それは頼もしい事で。でも、確かに大層な口を利くだけの事はあるみたいだな。俺との会話の片手間でガーゼや消毒液といった道具を順次取り換えながら手際よく手当を進めている。


いつの間にか俺とカリンの頭部が包帯でぐるぐる巻きにされ、残るは俺の肩をカリンの手の処置だけとなっていた。いや、ほんとに手際いいな……さっきまでの酔っ払いと同一人物とは思えねえくらいだわ。これはほんとに噂通り腕の立つ医者って感じだな。


内心で感心していた矢先、針で刺すような鋭い痛みが俺の肩からほとばしった。


「いっでええええええ!!」


「あらごめんなさい。やっぱり麻酔が必要だったかしらぁ?」


あっけらかんと言い放つ女医。その顔は一切の罪悪感のかけらもない、純粋な疑問の形だった」


「いるに決まってんだろ!? 傷口の縫合するのに麻酔打たねえ医者がどこいるんだよ!?」


思わず涙目になっちまったが俺の気持ちは分かって貰えただろうか。


「うーんでもねぇ、麻酔を打つ為には一つ大きな問題があってねぇ……」


問題? アレルギーがどうのとかそういうのか? 俺の頭上のハテナマークに気づいたのか女医が一言で説明してくれた。

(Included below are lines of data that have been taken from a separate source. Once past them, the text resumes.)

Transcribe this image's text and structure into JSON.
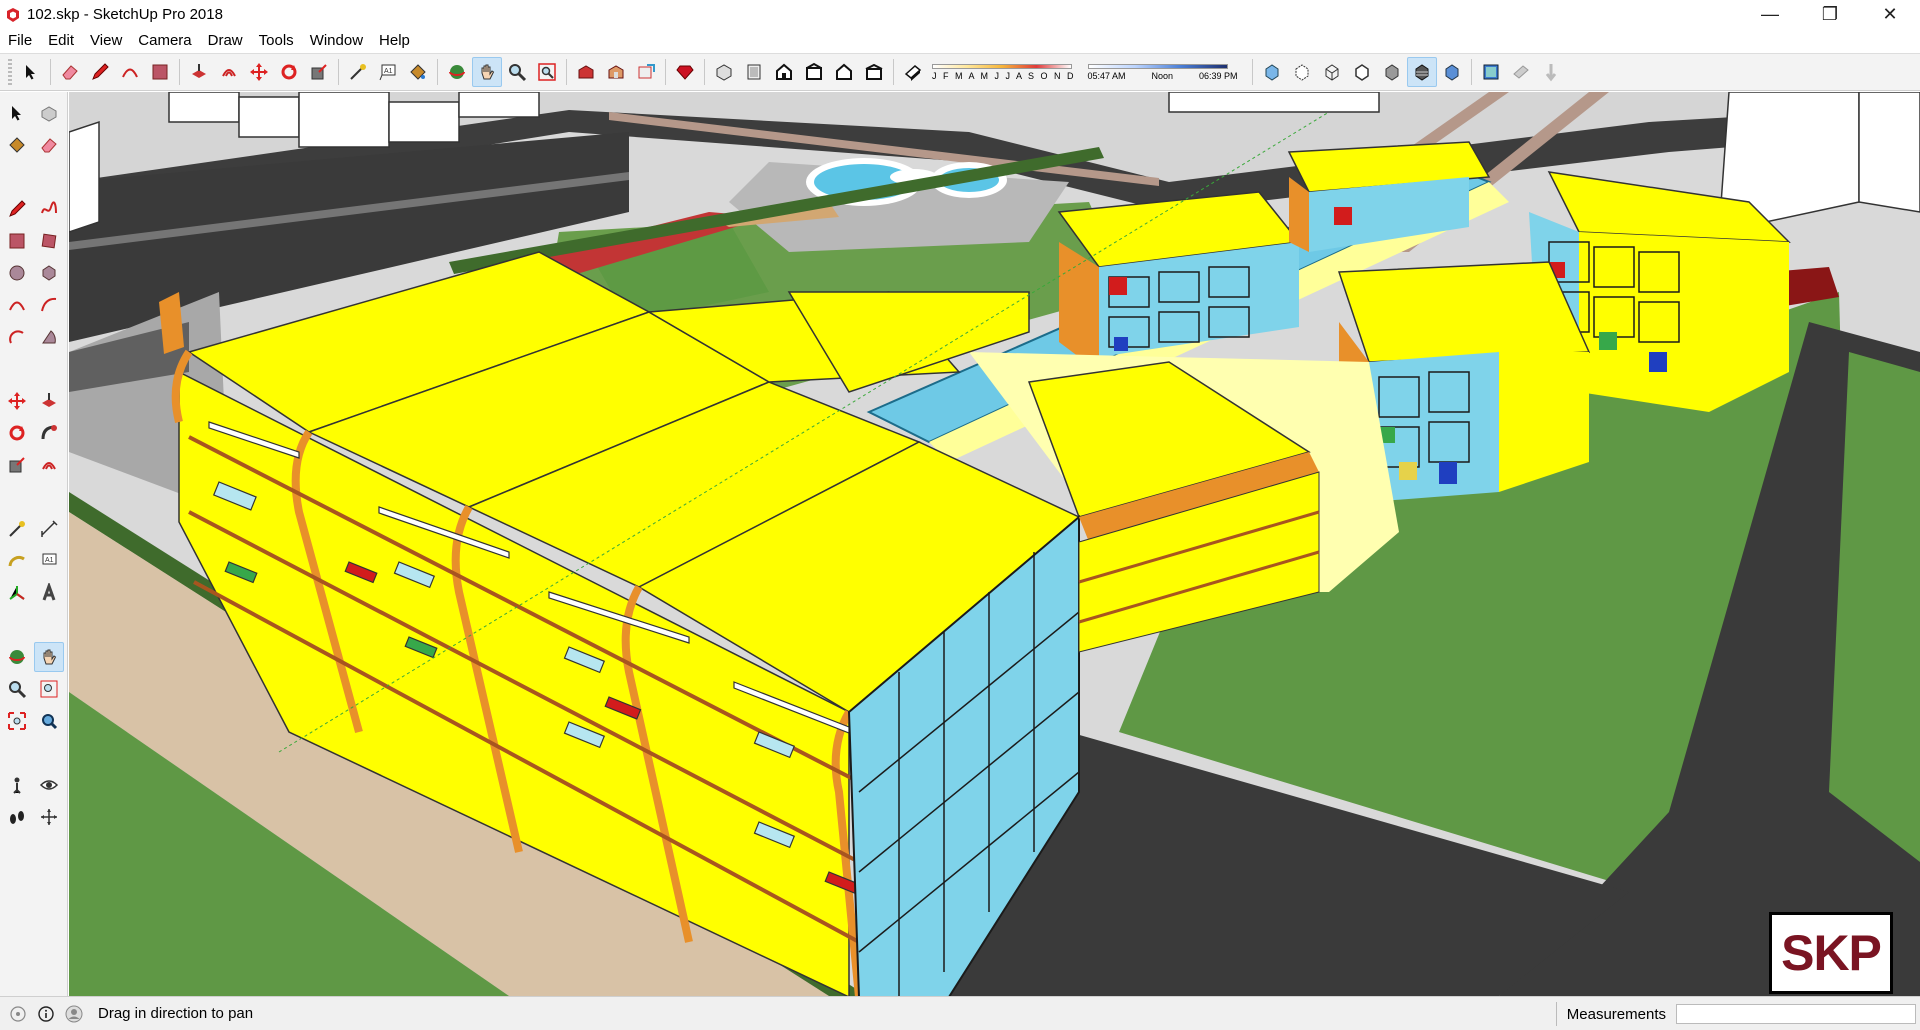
{
  "window": {
    "title": "102.skp - SketchUp Pro 2018",
    "minimize_glyph": "—",
    "maximize_glyph": "❐",
    "close_glyph": "✕"
  },
  "menu": [
    "File",
    "Edit",
    "View",
    "Camera",
    "Draw",
    "Tools",
    "Window",
    "Help"
  ],
  "toolbar": {
    "tools": [
      "select-icon",
      "eraser-icon",
      "pencil-icon",
      "arc-icon",
      "rectangle-icon",
      "push-pull-icon",
      "offset-icon",
      "move-icon",
      "rotate-icon",
      "scale-icon",
      "tape-measure-icon",
      "text-icon",
      "paint-bucket-icon",
      "orbit-icon",
      "pan-icon",
      "zoom-icon",
      "zoom-extents-icon",
      "warehouse-icon",
      "extension-warehouse-icon",
      "layout-icon",
      "ruby-icon",
      "iso-view-icon",
      "top-view-icon",
      "front-view-icon",
      "right-view-icon",
      "back-view-icon",
      "left-view-icon",
      "shadow-toggle-icon"
    ],
    "shadow_months": "J F M A M J J A S O N D",
    "shadow_time_start": "05:47 AM",
    "shadow_time_mid": "Noon",
    "shadow_time_end": "06:39 PM",
    "active_tool": "pan-icon"
  },
  "left_toolbar": {
    "active_tool": "pan-icon"
  },
  "statusbar": {
    "hint": "Drag in direction to pan",
    "measurements_label": "Measurements",
    "measurements_value": ""
  },
  "watermark": {
    "text": "SKP"
  },
  "colors": {
    "roof_yellow": "#ffff00",
    "trim_orange": "#e8902a",
    "grass": "#5f9845",
    "road": "#3a3a3a",
    "glass": "#6ec9e6"
  }
}
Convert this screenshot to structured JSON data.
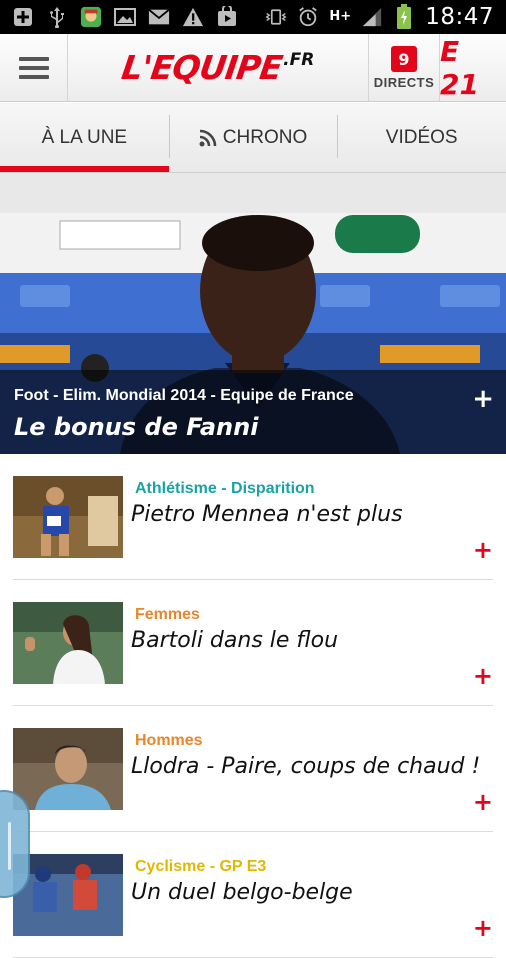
{
  "status_bar": {
    "time": "18:47",
    "network": "H+",
    "icons": [
      "add-icon",
      "usb-icon",
      "app-icon",
      "image-icon",
      "gmail-icon",
      "warning-icon",
      "play-store-icon",
      "vibrate-icon",
      "alarm-icon",
      "signal-icon",
      "battery-icon"
    ]
  },
  "header": {
    "logo_main": "L'EQUIPE",
    "logo_suffix": ".FR",
    "directs_count": "9",
    "directs_label": "DIRECTS",
    "e21_label": "E 21",
    "accent_color": "#e3061b"
  },
  "tabs": [
    {
      "label": "À LA UNE",
      "active": true
    },
    {
      "label": "CHRONO",
      "active": false,
      "icon": "rss-icon"
    },
    {
      "label": "VIDÉOS",
      "active": false
    }
  ],
  "hero": {
    "category": "Foot - Elim. Mondial 2014 - Equipe de France",
    "title": "Le bonus de Fanni",
    "plus": "+"
  },
  "articles": [
    {
      "category": "Athlétisme - Disparition",
      "category_color": "#1aa3a3",
      "title": "Pietro Mennea n'est plus",
      "plus": "+"
    },
    {
      "category": "Femmes",
      "category_color": "#e8862a",
      "title": "Bartoli dans le flou",
      "plus": "+"
    },
    {
      "category": "Hommes",
      "category_color": "#e8862a",
      "title": "Llodra - Paire, coups de chaud !",
      "plus": "+"
    },
    {
      "category": "Cyclisme - GP E3",
      "category_color": "#e0b800",
      "title": "Un duel belgo-belge",
      "plus": "+"
    }
  ]
}
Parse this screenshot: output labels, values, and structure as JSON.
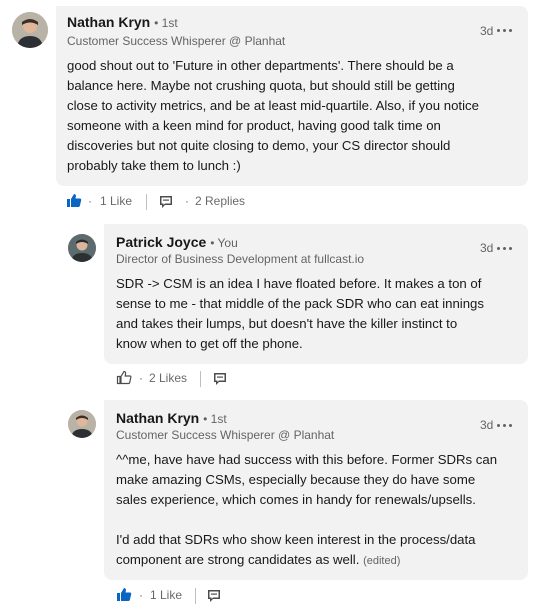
{
  "colors": {
    "like_blue": "#0a66c2",
    "bubble_bg": "#f2f2f2",
    "muted": "rgba(0,0,0,0.6)"
  },
  "comments": [
    {
      "author": "Nathan Kryn",
      "degree": "• 1st",
      "headline": "Customer Success Whisperer @ Planhat",
      "time": "3d",
      "text": "good shout out to 'Future in other departments'. There should be a\nbalance here. Maybe not crushing quota, but should still be getting\nclose to activity metrics, and be at least mid-quartile. Also, if you notice\nsomeone with a keen mind for product, having good talk time on\ndiscoveries but not quite closing to demo, your CS director should\nprobably take them to lunch :)",
      "edited": "",
      "likes": "1 Like",
      "replies": "2 Replies",
      "liked": true,
      "like_icon": "thumbs-up-filled-icon",
      "reply_icon": "reply-icon"
    },
    {
      "author": "Patrick Joyce",
      "degree": "• You",
      "headline": "Director of Business Development at fullcast.io",
      "time": "3d",
      "text": "SDR -> CSM is an idea I have floated before. It makes a ton of\nsense to me - that middle of the pack SDR who can eat innings\nand takes their lumps, but doesn't have the killer instinct to\nknow when to get off the phone.",
      "edited": "",
      "likes": "2 Likes",
      "replies": "",
      "liked": false,
      "like_icon": "thumbs-up-outline-icon",
      "reply_icon": "reply-icon"
    },
    {
      "author": "Nathan Kryn",
      "degree": "• 1st",
      "headline": "Customer Success Whisperer @ Planhat",
      "time": "3d",
      "text": "^^me, have have had success with this before. Former SDRs  can\nmake amazing CSMs, especially because they do have some\nsales experience, which comes in handy for renewals/upsells.\n\nI'd add that SDRs who show keen interest in the process/data\ncomponent are strong candidates as well.",
      "edited": "(edited)",
      "likes": "1 Like",
      "replies": "",
      "liked": true,
      "like_icon": "thumbs-up-filled-icon",
      "reply_icon": "reply-icon"
    }
  ]
}
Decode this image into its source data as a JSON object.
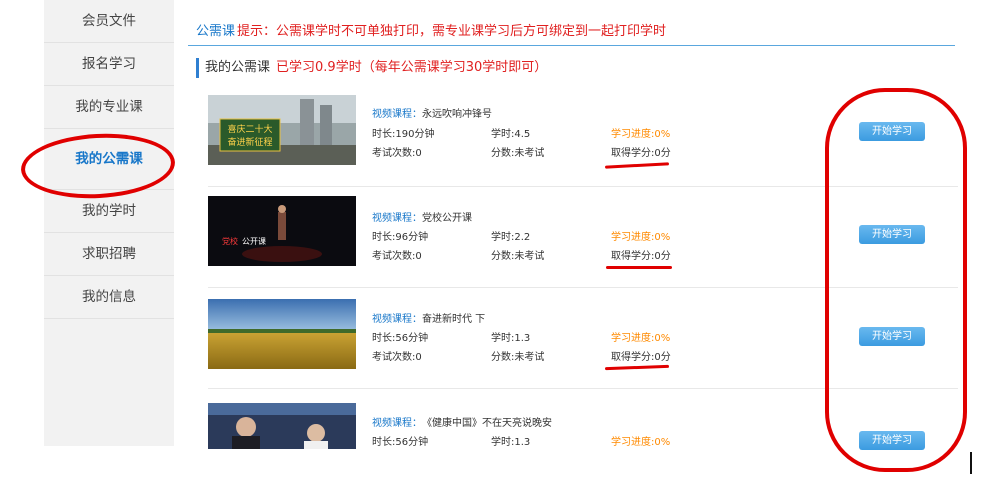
{
  "sidebar": {
    "items": [
      {
        "label": "会员文件"
      },
      {
        "label": "报名学习"
      },
      {
        "label": "我的专业课"
      },
      {
        "label": "我的公需课"
      },
      {
        "label": "我的学时"
      },
      {
        "label": "求职招聘"
      },
      {
        "label": "我的信息"
      }
    ]
  },
  "notice": {
    "tag": "公需课",
    "tip": "提示：公需课学时不可单独打印，需专业课学习后方可绑定到一起打印学时"
  },
  "section": {
    "title": "我的公需课",
    "stat": "已学习0.9学时（每年公需课学习30学时即可）"
  },
  "courses": [
    {
      "type_label": "视频课程：",
      "name": "永远吹响冲锋号",
      "duration": "时长:190分钟",
      "hours": "学时:4.5",
      "progress": "学习进度:0%",
      "exams": "考试次数:0",
      "score": "分数:未考试",
      "credit": "取得学分:0分",
      "button": "开始学习",
      "thumb_text": [
        "喜庆二十大",
        "奋进新征程"
      ]
    },
    {
      "type_label": "视频课程：",
      "name": "党校公开课",
      "duration": "时长:96分钟",
      "hours": "学时:2.2",
      "progress": "学习进度:0%",
      "exams": "考试次数:0",
      "score": "分数:未考试",
      "credit": "取得学分:0分",
      "button": "开始学习",
      "thumb_text": [
        "党校",
        "公开课"
      ]
    },
    {
      "type_label": "视频课程：",
      "name": "奋进新时代 下",
      "duration": "时长:56分钟",
      "hours": "学时:1.3",
      "progress": "学习进度:0%",
      "exams": "考试次数:0",
      "score": "分数:未考试",
      "credit": "取得学分:0分",
      "button": "开始学习"
    },
    {
      "type_label": "视频课程：",
      "name": "《健康中国》不在天亮说晚安",
      "duration": "时长:56分钟",
      "hours": "学时:1.3",
      "progress": "学习进度:0%",
      "button": "开始学习"
    }
  ],
  "colors": {
    "accent_blue": "#1877c9",
    "warning_red": "#e02020",
    "progress_orange": "#ff8a00",
    "annotation_red": "#e00000"
  }
}
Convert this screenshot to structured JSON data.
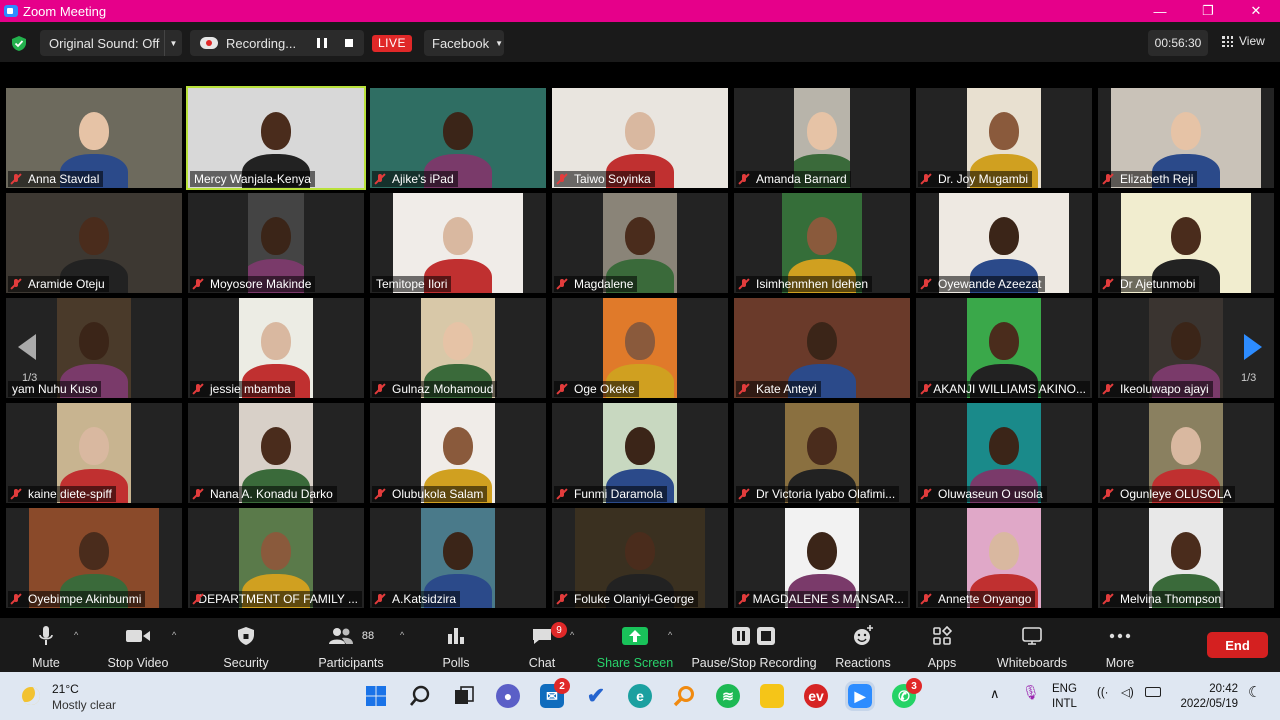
{
  "window": {
    "title": "Zoom Meeting",
    "controls": [
      "—",
      "❐",
      "✕"
    ]
  },
  "topbar": {
    "original_sound": "Original Sound: Off",
    "recording": "Recording...",
    "live": "LIVE",
    "stream_target": "Facebook",
    "timer": "00:56:30",
    "view": "View"
  },
  "gallery": {
    "page_left": "1/3",
    "page_right": "1/3",
    "participants": [
      {
        "name": "Anna Stavdal",
        "muted": true
      },
      {
        "name": "Mercy Wanjala-Kenya",
        "muted": false,
        "active_speaker": true
      },
      {
        "name": "Ajike's iPad",
        "muted": true
      },
      {
        "name": "Taiwo Soyinka",
        "muted": true
      },
      {
        "name": "Amanda Barnard",
        "muted": true
      },
      {
        "name": "Dr. Joy Mugambi",
        "muted": true
      },
      {
        "name": "Elizabeth Reji",
        "muted": true
      },
      {
        "name": "Aramide Oteju",
        "muted": true
      },
      {
        "name": "Moyosore Makinde",
        "muted": true
      },
      {
        "name": "Temitope Ilori",
        "muted": false
      },
      {
        "name": "Magdalene",
        "muted": true
      },
      {
        "name": "Isimhenmhen Idehen",
        "muted": true
      },
      {
        "name": "Oyewande Azeezat",
        "muted": true
      },
      {
        "name": "Dr Ajetunmobi",
        "muted": true
      },
      {
        "name": "yam Nuhu Kuso",
        "muted": false
      },
      {
        "name": "jessie mbamba",
        "muted": true
      },
      {
        "name": "Gulnaz Mohamoud",
        "muted": true
      },
      {
        "name": "Oge Okeke",
        "muted": true
      },
      {
        "name": "Kate Anteyi",
        "muted": true
      },
      {
        "name": "AKANJI WILLIAMS AKINO...",
        "muted": true
      },
      {
        "name": "Ikeoluwapo ajayi",
        "muted": true
      },
      {
        "name": "kaine diete-spiff",
        "muted": true
      },
      {
        "name": "Nana A. Konadu Darko",
        "muted": true
      },
      {
        "name": "Olubukola Salam",
        "muted": true
      },
      {
        "name": "Funmi Daramola",
        "muted": true
      },
      {
        "name": "Dr Victoria Iyabo Olafimi...",
        "muted": true
      },
      {
        "name": "Oluwaseun O usola",
        "muted": true
      },
      {
        "name": "Ogunleye OLUSOLA",
        "muted": true
      },
      {
        "name": "Oyebimpe Akinbunmi",
        "muted": true
      },
      {
        "name": "DEPARTMENT OF FAMILY ...",
        "muted": true
      },
      {
        "name": "A.Katsidzira",
        "muted": true
      },
      {
        "name": "Foluke Olaniyi-George",
        "muted": true
      },
      {
        "name": "MAGDALENE S MANSAR...",
        "muted": true
      },
      {
        "name": "Annette Onyango",
        "muted": true
      },
      {
        "name": "Melvina Thompson",
        "muted": true
      }
    ]
  },
  "toolbar": {
    "mute": "Mute",
    "stop_video": "Stop Video",
    "security": "Security",
    "participants": "Participants",
    "participants_count": "88",
    "polls": "Polls",
    "chat": "Chat",
    "chat_badge": "9",
    "share_screen": "Share Screen",
    "pause_stop_recording": "Pause/Stop Recording",
    "reactions": "Reactions",
    "apps": "Apps",
    "whiteboards": "Whiteboards",
    "more": "More",
    "end": "End"
  },
  "taskbar": {
    "weather_temp": "21°C",
    "weather_desc": "Mostly clear",
    "mail_badge": "2",
    "whatsapp_badge": "3",
    "lang1": "ENG",
    "lang2": "INTL",
    "time": "20:42",
    "date": "2022/05/19"
  }
}
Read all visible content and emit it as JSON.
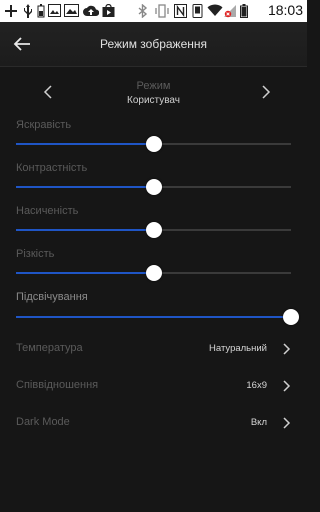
{
  "status_bar": {
    "time": "18:03",
    "icons": [
      "add-icon",
      "usb-icon",
      "battery-small-icon",
      "image-icon",
      "cloud-upload-icon",
      "play-store-icon",
      "bluetooth-icon",
      "vibrate-icon",
      "nfc-icon",
      "phone-icon",
      "wifi-icon",
      "signal-no-sim-icon",
      "battery-icon"
    ]
  },
  "header": {
    "title": "Режим зображення"
  },
  "mode": {
    "label": "Режим",
    "value": "Користувач"
  },
  "sliders": [
    {
      "label": "Яскравість",
      "value": 0.5
    },
    {
      "label": "Контрастність",
      "value": 0.5
    },
    {
      "label": "Насиченість",
      "value": 0.5
    },
    {
      "label": "Різкість",
      "value": 0.5
    },
    {
      "label": "Підсвічування",
      "value": 1.0
    }
  ],
  "options": [
    {
      "label": "Температура",
      "value": "Натуральний"
    },
    {
      "label": "Співвідношення",
      "value": "16x9"
    },
    {
      "label": "Dark Mode",
      "value": "Вкл"
    }
  ],
  "colors": {
    "accent": "#1f55c5",
    "background": "#161616",
    "thumb": "#ffffff"
  }
}
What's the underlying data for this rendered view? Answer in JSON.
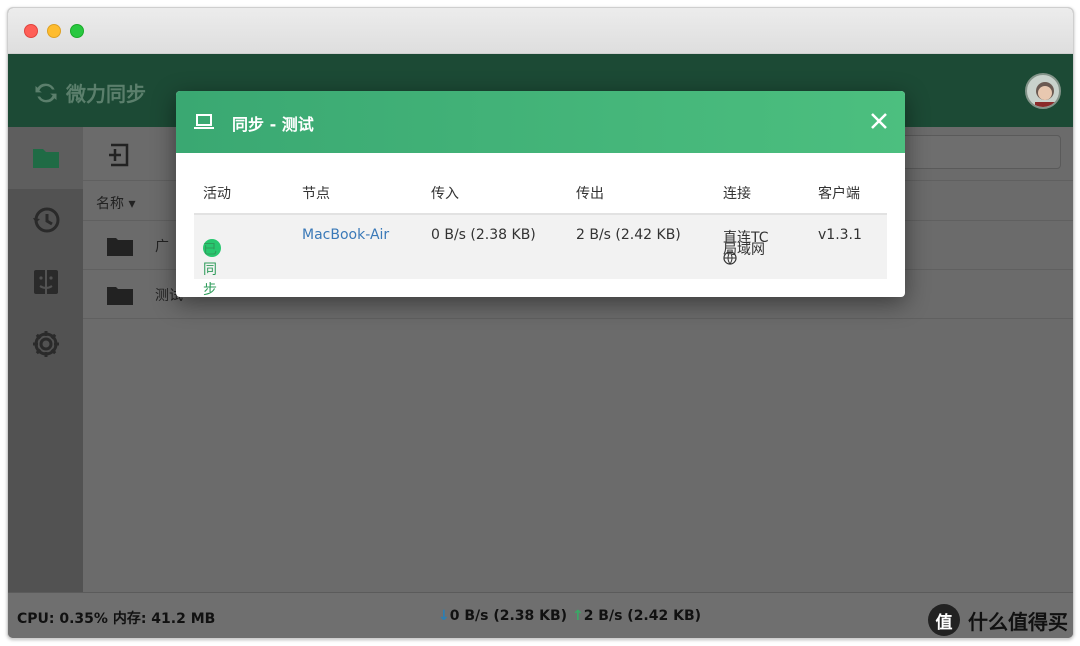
{
  "app": {
    "name": "微力同步"
  },
  "sidebar": {
    "items": [
      {
        "icon": "folder-icon"
      },
      {
        "icon": "history-icon"
      },
      {
        "icon": "finder-icon"
      },
      {
        "icon": "gear-icon"
      }
    ]
  },
  "main": {
    "column_header": "名称 ▾",
    "rows": [
      {
        "name": "广",
        "faded": ""
      },
      {
        "name": "测试",
        "faded": ""
      }
    ]
  },
  "status": {
    "cpu_mem": "CPU: 0.35% 内存: 41.2 MB",
    "down_arrow": "↓",
    "down": "0 B/s (2.38 KB)",
    "up_arrow": "↑",
    "up": "2 B/s (2.42 KB)"
  },
  "modal": {
    "title": "同步 - 测试",
    "columns": [
      "活动",
      "节点",
      "传入",
      "传出",
      "连接",
      "客户端"
    ],
    "rows": [
      {
        "activity": "已同步",
        "node": "MacBook-Air",
        "incoming": "0 B/s (2.38 KB)",
        "outgoing": "2 B/s (2.42 KB)",
        "connection": "直连TC",
        "connection_scope": "局域网",
        "client": "v1.3.1"
      }
    ]
  },
  "watermark": {
    "badge": "值",
    "text": "什么值得买"
  },
  "colors": {
    "accent": "#3aa872",
    "status_synced": "#28c76f",
    "link": "#3a79b8"
  }
}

「ああ、別にアレルギーとかそういうのを気にしているんじゃなくてね。麻酔はそっちの戸棚に入ってるんだけど……、そこまで取りに行くのがめんどくさいのよねぇ」


「そんくらい取りに歩けや――――ッ!!?」


眩暈のしそうな女医の言い草に、柄にもなく大声を出してしまった。


その時頭の奥からぷつっ、という音が聞こえたと思ったら目の間が真っ暗になりゆっくりとベッドの上に倒れ込んでいった。途中カリンの顔を見ると三分の二くらいの面積を包帯で覆われた彼女の表情が


「えっ、そんな理由でこの手も麻酔で無しで縫われるんすか……っ!?」


と恐怖に引きつっている様にも見えたが生憎俺には関係の無い……事……で……。